For Honda and its fans, Type R represents its "racing spirit," which is the company's corporate philosophy of using motorsport to drive innovation and foster teamwork. Honda's a company with a rich racing heritage, spanning almost half a century at the highest echelons of motorsport. The Civic iteration of Type R has always been the mainstay of the Type R badge, the other series either one-offs (like the NSX-R) or discontinued (as with the Integra-R).
VIDEO Customers in Europe, Australia, Japan and many countries in Asia have been enjoying Type R Hondas but the US has never had an officially imported model, partly because of the cost of homologating the vehicles to comply with US regulations. Hopefully, efforts to push Honda USA to officially bring in the car will bear fruit.
Honda Type Rs are very special vehicles and are always announced to great acclaim by the automotive community, and the 2015 Honda Civic Type R is no exception. Announced way back in 2012, and proudly displayed during the Geneva Motor Show 2014 earlier this year, the CTR was promised by no less than the President and CEO of Honda , Takanobu Ito, to be the fastest front-wheel-drive car in the Nurburgring.
Originally rumoured to be working on a naturally aspirated 220HP Civic Type R in 2014, Honda was forced back to the drawing boards to design a higher performance car, delaying the release to 2015.
The gestation period has been relatively long -- possibly because of the increasing power levels and rapidly dropping lap times of its competitors, including the Volkswagen Golf, Scirocco R, Seat Leon Cupra, and other super-hot-hatches from Ford and Chinese manufacturer MG. It was made even harder as the Renaultsport Megane 275 Trophy-R raised the bar further by posting a 7:54.36 lap record , the fastest time to date for a front wheel drive car.
To fulfil Ito's promise, the 2015 Honda Civic Type R would have to be a really special car. After almost a year of hitting the drawing boards again, the new 2015 CTR promises to be even more special if for just one reason -- it will be the first factory-turbocharged performance vehicle in Honda's history.
Notorious for not offering turbocharged performance cars and instead relying on incredibly high revving engines and fancy variable valve timing mechanisms like its famous VTEC system to generate high power outputs, Honda has prided itself in making some of the world's best naturally aspirated engines, with near instantaneous throttle response that many drivers consider essential for an exhilarating driving experience.
Honda's reluctance to go the turbo route despite all of its competitors doing so most definitely stems from its concerns that turbocharging would blunt the prized characteristics of Honda performance engines.

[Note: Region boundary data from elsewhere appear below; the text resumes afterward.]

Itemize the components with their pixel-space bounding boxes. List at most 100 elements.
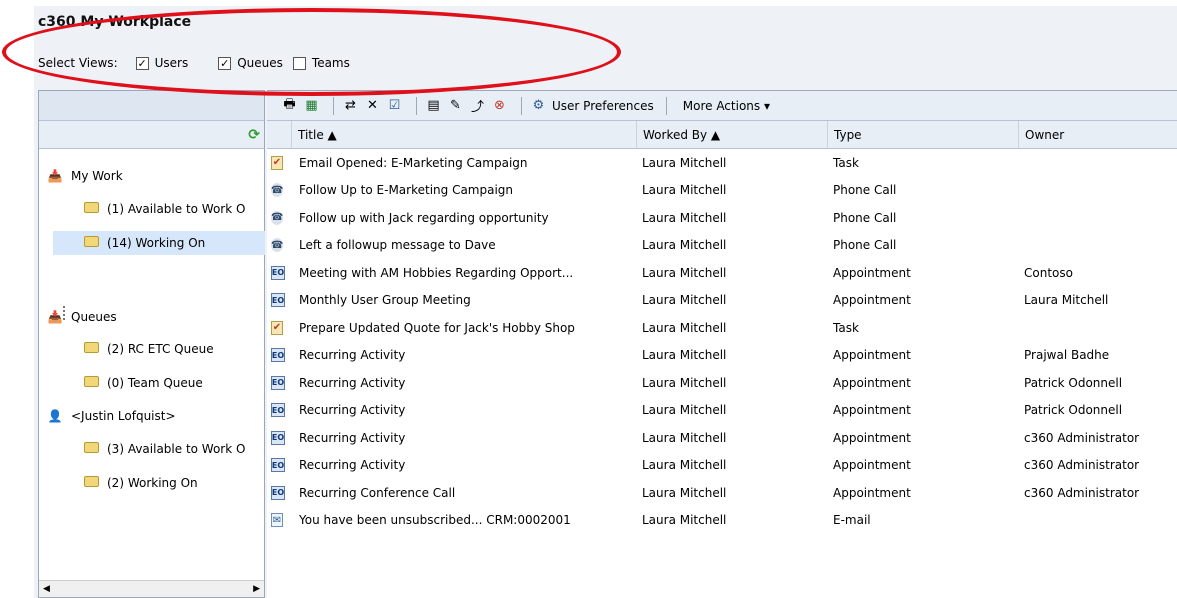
table-row[interactable]: EO Recurring Conference Call Laura Mitchel… <box>267 479 1177 507</box>
row-title[interactable]: Recurring Activity <box>299 397 634 425</box>
row-title[interactable]: Left a followup message to Dave <box>299 232 634 260</box>
row-title[interactable]: Recurring Activity <box>299 452 634 480</box>
row-title[interactable]: Prepare Updated Quote for Jack's Hobby S… <box>299 314 634 342</box>
row-worked-by: Laura Mitchell <box>642 513 727 528</box>
table-row[interactable]: ✔ Prepare Updated Quote for Jack's Hobby … <box>267 314 1177 342</box>
row-worked-by: Laura Mitchell <box>642 430 727 445</box>
tree-node-team-queue[interactable]: (0) Team Queue <box>81 371 203 395</box>
row-title[interactable]: Recurring Activity <box>299 342 634 370</box>
toolbar-separator <box>521 96 522 115</box>
column-header-title[interactable]: Title ▲ <box>291 121 636 149</box>
row-type-icon-cell: ☎ <box>271 177 291 205</box>
table-row[interactable]: ☎ Follow up with Jack regarding opportuni… <box>267 204 1177 232</box>
folder-icon <box>81 376 101 390</box>
row-type-icon-cell: ☎ <box>271 204 291 232</box>
row-title[interactable]: Email Opened: E-Marketing Campaign <box>299 149 634 177</box>
appointment-icon: EO <box>271 348 285 363</box>
tree-node-label: (0) Team Queue <box>107 376 203 390</box>
grid-rows: ✔ Email Opened: E-Marketing Campaign Laura… <box>267 149 1177 534</box>
assign-icon[interactable]: ⇄ <box>342 97 359 114</box>
users-checkbox[interactable]: ✓ Users <box>135 56 189 70</box>
tree-node-justin-lofquist[interactable]: 👤 <Justin Lofquist> <box>45 404 176 428</box>
checkbox-users-box[interactable]: ✓ <box>135 56 149 70</box>
row-type: Task <box>833 320 859 335</box>
tree-node-label: My Work <box>71 169 123 183</box>
toolbar-separator <box>416 96 417 115</box>
user-preferences-button[interactable]: User Preferences <box>552 99 654 113</box>
queues-checkbox-label: Queues <box>237 56 283 70</box>
row-title[interactable]: Monthly User Group Meeting <box>299 287 634 315</box>
table-row[interactable]: EO Recurring Activity Laura Mitchell Appoin… <box>267 452 1177 480</box>
row-title[interactable]: Follow up with Jack regarding opportunit… <box>299 204 634 232</box>
row-type: Task <box>833 155 859 170</box>
mark-complete-icon[interactable]: ☑ <box>386 97 403 114</box>
user-folder-icon: 📥 <box>47 310 63 324</box>
grid-toolbar: 🖶 ▦ ⇄ ✕ ☑ ▤ ✎ ⤴ ⊗ ⚙ User Preferences Mor… <box>267 91 1177 121</box>
tree-node-label: Queues <box>71 310 117 324</box>
table-row[interactable]: ✔ Email Opened: E-Marketing Campaign Laura… <box>267 149 1177 177</box>
teams-checkbox[interactable]: Teams <box>292 56 350 70</box>
row-type-icon-cell: EO <box>271 369 291 397</box>
toolbar-separator <box>333 96 334 115</box>
refresh-icon[interactable]: ⟳ <box>248 127 260 143</box>
row-title[interactable]: Recurring Conference Call <box>299 479 634 507</box>
row-worked-by: Laura Mitchell <box>642 348 727 363</box>
tree-node-available-to-work[interactable]: (1) Available to Work O <box>81 197 245 221</box>
row-title[interactable]: Follow Up to E-Marketing Campaign <box>299 177 634 205</box>
view-details-icon[interactable]: ▤ <box>425 97 442 114</box>
appointment-icon: EO <box>271 430 285 445</box>
row-type: Appointment <box>833 265 911 280</box>
horizontal-scrollbar[interactable]: ◀ ▶ <box>39 580 264 597</box>
remove-queue-icon[interactable]: ⊗ <box>491 97 508 114</box>
scroll-left-icon[interactable]: ◀ <box>43 584 50 594</box>
more-actions-button[interactable]: More Actions ▾ <box>683 99 770 113</box>
row-worked-by: Laura Mitchell <box>642 183 727 198</box>
row-title[interactable]: Meeting with AM Hobbies Regarding Opport… <box>299 259 634 287</box>
row-type: Appointment <box>833 375 911 390</box>
row-title[interactable]: Recurring Activity <box>299 424 634 452</box>
folder-icon <box>81 236 101 250</box>
tree-node-justin-working-on[interactable]: (2) Working On <box>81 471 198 495</box>
table-row[interactable]: ☎ Follow Up to E-Marketing Campaign Laura … <box>267 177 1177 205</box>
table-row[interactable]: EO Meeting with AM Hobbies Regarding Oppo… <box>267 259 1177 287</box>
tree-node-queues[interactable]: 📥 Queues <box>45 305 117 329</box>
tree-node-rc-etc-queue[interactable]: (2) RC ETC Queue <box>81 337 214 361</box>
checkbox-queues-box[interactable]: ✓ <box>218 56 232 70</box>
users-checkbox-label: Users <box>154 56 189 70</box>
row-type: E-mail <box>833 513 871 528</box>
table-row[interactable]: ✉ You have been unsubscribed... CRM:00020… <box>267 507 1177 535</box>
row-type: Appointment <box>833 485 911 500</box>
phone-call-icon: ☎ <box>271 238 284 253</box>
print-icon[interactable]: 🖶 <box>281 97 298 114</box>
delete-icon[interactable]: ✕ <box>364 97 381 114</box>
table-row[interactable]: EO Recurring Activity Laura Mitchell Appoin… <box>267 342 1177 370</box>
row-type-icon-cell: EO <box>271 259 291 287</box>
scroll-right-icon[interactable]: ▶ <box>253 584 260 594</box>
table-row[interactable]: EO Recurring Activity Laura Mitchell Appoin… <box>267 424 1177 452</box>
table-row[interactable]: EO Recurring Activity Laura Mitchell Appoin… <box>267 397 1177 425</box>
row-type: Appointment <box>833 348 911 363</box>
row-title[interactable]: Recurring Activity <box>299 369 634 397</box>
table-row[interactable]: EO Recurring Activity Laura Mitchell Appoin… <box>267 369 1177 397</box>
column-header-type[interactable]: Type <box>827 121 1018 149</box>
row-type-icon-cell: EO <box>271 424 291 452</box>
row-title[interactable]: You have been unsubscribed... CRM:000200… <box>299 507 634 535</box>
column-header-owner[interactable]: Owner <box>1018 121 1177 149</box>
release-icon[interactable]: ⤴ <box>469 97 486 115</box>
tree-node-my-work[interactable]: 📥 My Work <box>45 164 123 188</box>
edit-icon[interactable]: ✎ <box>447 97 464 114</box>
checkbox-teams-box[interactable] <box>292 56 306 70</box>
table-row[interactable]: EO Monthly User Group Meeting Laura Mitche… <box>267 287 1177 315</box>
row-owner: Contoso <box>1024 265 1073 280</box>
user-preferences-icon: ⚙ <box>532 98 545 113</box>
splitter-handle[interactable] <box>63 304 67 324</box>
column-header-worked-by[interactable]: Worked By ▲ <box>636 121 827 149</box>
tree-node-justin-available[interactable]: (3) Available to Work O <box>81 437 245 461</box>
task-icon: ✔ <box>271 155 283 170</box>
appointment-icon: EO <box>271 458 285 473</box>
tree-node-working-on[interactable]: (14) Working On <box>53 231 265 255</box>
export-excel-icon[interactable]: ▦ <box>303 97 320 114</box>
table-row[interactable]: ☎ Left a followup message to Dave Laura Mi… <box>267 232 1177 260</box>
row-type-icon-cell: EO <box>271 342 291 370</box>
queues-checkbox[interactable]: ✓ Queues <box>218 56 283 70</box>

Even so, with emissions and fuel economy targets being increasingly more demanding, Honda announced a trio of turbocharged engines late in 2013, the crown jewel being the CTR's two-litre four-cylinder turbo engine with VTEC variable valve timing.
With this new CTR engine, Honda's engineers seem to have achieved turbocharging while still preserving the VTEC experience.

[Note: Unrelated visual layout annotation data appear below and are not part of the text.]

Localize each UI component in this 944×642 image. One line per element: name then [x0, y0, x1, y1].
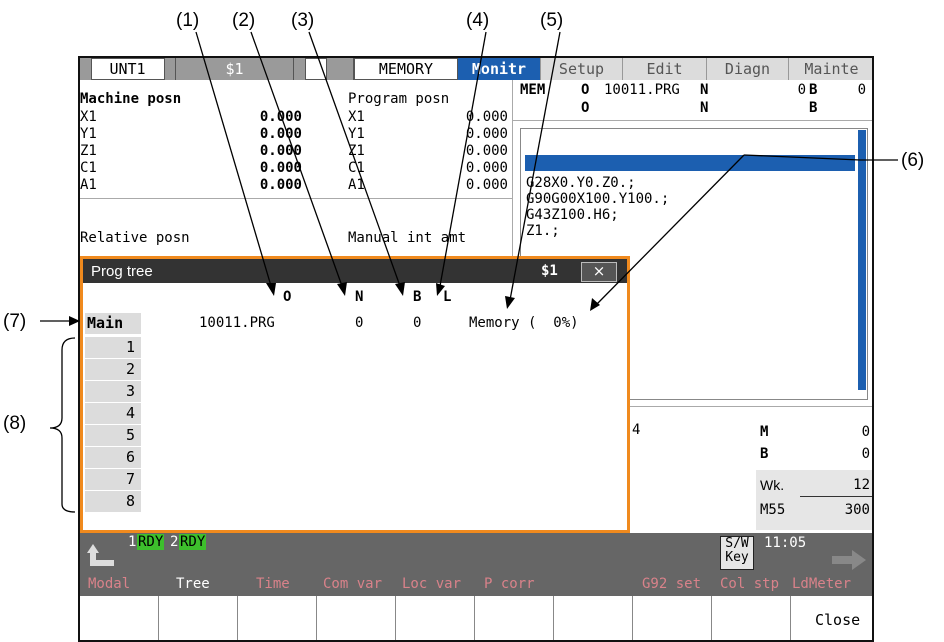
annotation-lines: [40, 31, 898, 513]
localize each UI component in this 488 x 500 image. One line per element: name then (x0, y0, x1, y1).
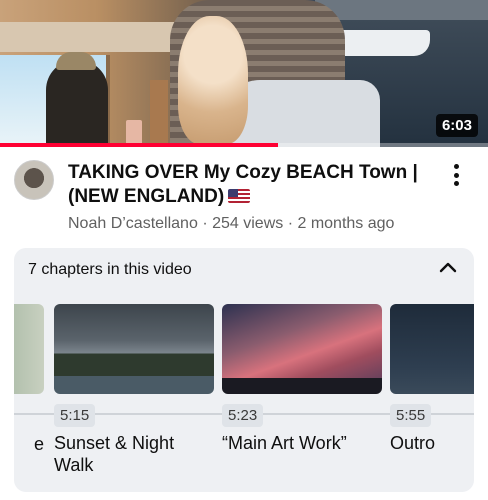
vertical-dots-icon[interactable] (446, 162, 466, 188)
chapter-timestamp: 5:55 (390, 404, 432, 427)
thumbnail-scene (315, 0, 488, 20)
video-meta: Noah D’castellano · 254 views · 2 months… (68, 215, 394, 233)
chapter-timestamp: 5:15 (54, 404, 96, 427)
chapters-panel: 7 chapters in this video e 5:15 Sunset &… (14, 248, 474, 492)
channel-avatar[interactable] (14, 160, 54, 200)
chapter-label: Sunset & Night Walk (54, 433, 175, 475)
thumbnail-scene (46, 52, 108, 145)
chapters-carousel[interactable]: e 5:15 Sunset & Night Walk 5:23 “Main Ar… (14, 304, 474, 484)
us-flag-icon (228, 189, 251, 203)
chapter-thumbnail (54, 304, 214, 394)
chapter-thumbnail (222, 304, 382, 394)
duration-badge: 6:03 (435, 114, 478, 137)
thumbnail-scene (178, 16, 248, 144)
chapter-label: e (33, 434, 44, 454)
chapter-timestamp: 5:23 (222, 404, 264, 427)
view-count: 254 views (212, 215, 284, 232)
chapter-card[interactable]: 5:23 “Main Art Work” (222, 304, 382, 454)
chapter-thumbnail (14, 304, 44, 394)
chapter-label: Outro (390, 433, 436, 453)
channel-name[interactable]: Noah D’castellano (68, 215, 198, 232)
meta-separator: · (202, 215, 213, 232)
video-thumbnail[interactable]: 6:03 (0, 0, 488, 147)
upload-age: 2 months ago (297, 215, 395, 232)
watch-progress-bar (0, 143, 279, 147)
chapters-heading: 7 chapters in this video (28, 261, 192, 278)
video-title[interactable]: TAKING OVER My Cozy BEACH Town | (NEW EN… (68, 161, 438, 209)
watch-progress-track (278, 143, 488, 147)
chapter-card[interactable]: 5:15 Sunset & Night Walk (54, 304, 214, 476)
thumbnail-scene (150, 80, 168, 146)
chevron-up-icon[interactable] (438, 260, 458, 274)
chapter-label: “Main Art Work” (222, 433, 347, 453)
chapter-card[interactable]: 5:55 Outro (390, 304, 474, 454)
chapter-thumbnail (390, 304, 474, 394)
chapter-card[interactable]: e (14, 304, 44, 455)
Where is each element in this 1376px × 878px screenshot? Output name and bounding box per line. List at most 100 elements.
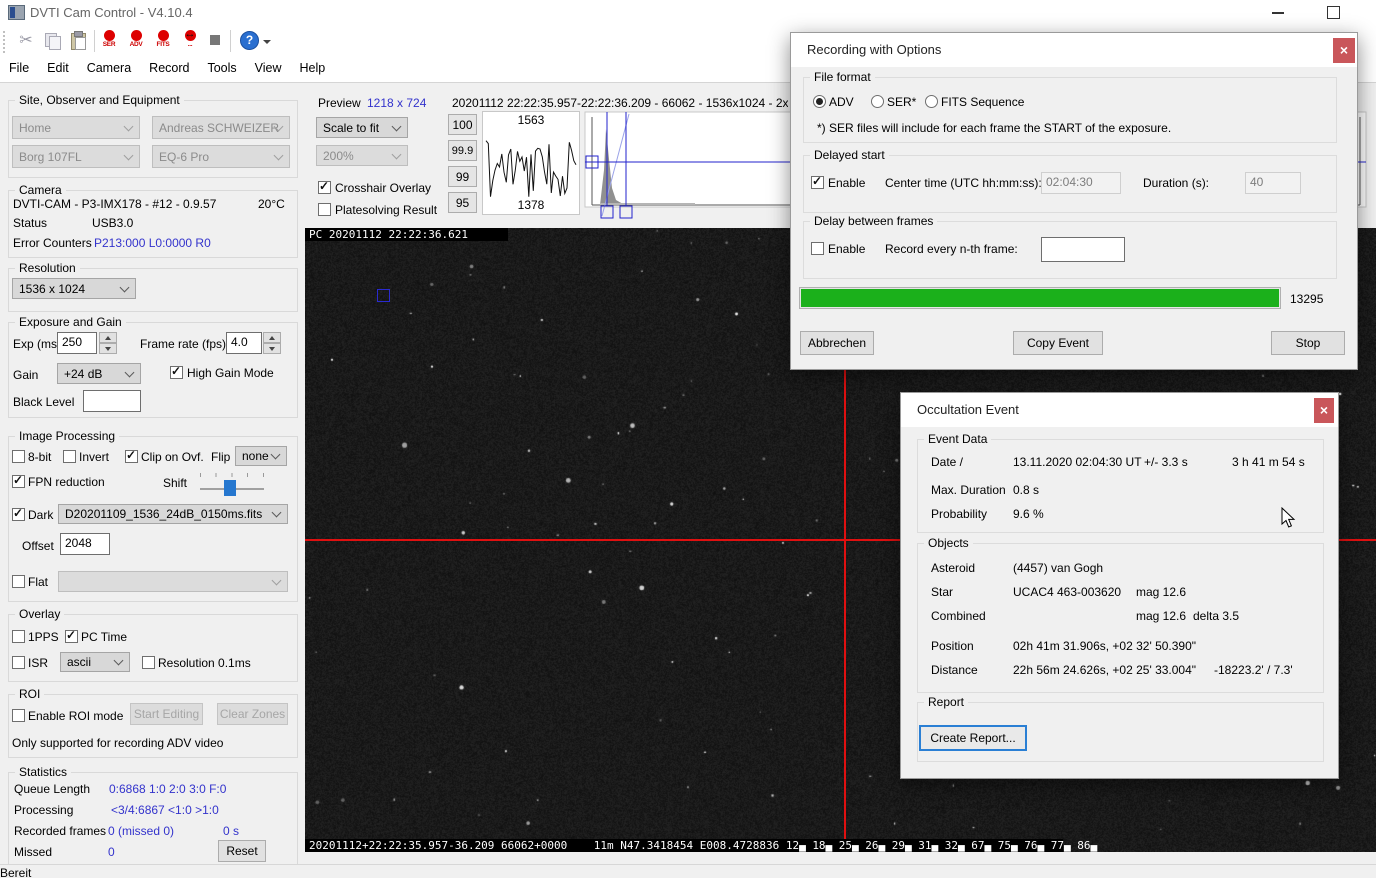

"Creating a high output turbocharged engine is relatively easy, but our aim is to retain the VTEC characteristics, so it's high revving, with great responses and easy to control performance," said Patrik Ponec , a product planner at Honda in an interview with CAR magazine, UK.
This achievement must have been something great -- even for a typically understated Japanese company, Honda has made unusually bold claims for the 2015 CTR.
"The Civic Type R concept is not a high performance road car, it's a racing car for the road," proclaims Masaru Hasagawa, the chief stylist in a video.
VIDEO Fans who heard the news of Honda's first turbocharged performance engine were pretty excited as well.
"Suddenly I feel alive again, like there is a purpose in life," said Patrick Lee, a former Honda workshop owner and mechanic in the US and now residing in Singapore. "But I'm afraid of the insurance premiums," he quipped.
"Since the days of the B20 turbo, I dreamt of this day. That was 15 years ago," said another fan, referring to the craze in the 1990s to build cars which could sprint a quarter mile in less than 10 seconds, using nitrous, turbocharging or any combination of techniques, and the inspiration of action film "The Fast and the Furious."
While the US waits for Honda's decision, the first deliveries of the powerful and fast Honda Civic Type R will hit the rest of the world soon. Even if it doesn't beat the Renault's Nurburgring record , Honda's devoted fans have something to look forward to after a two-year wait.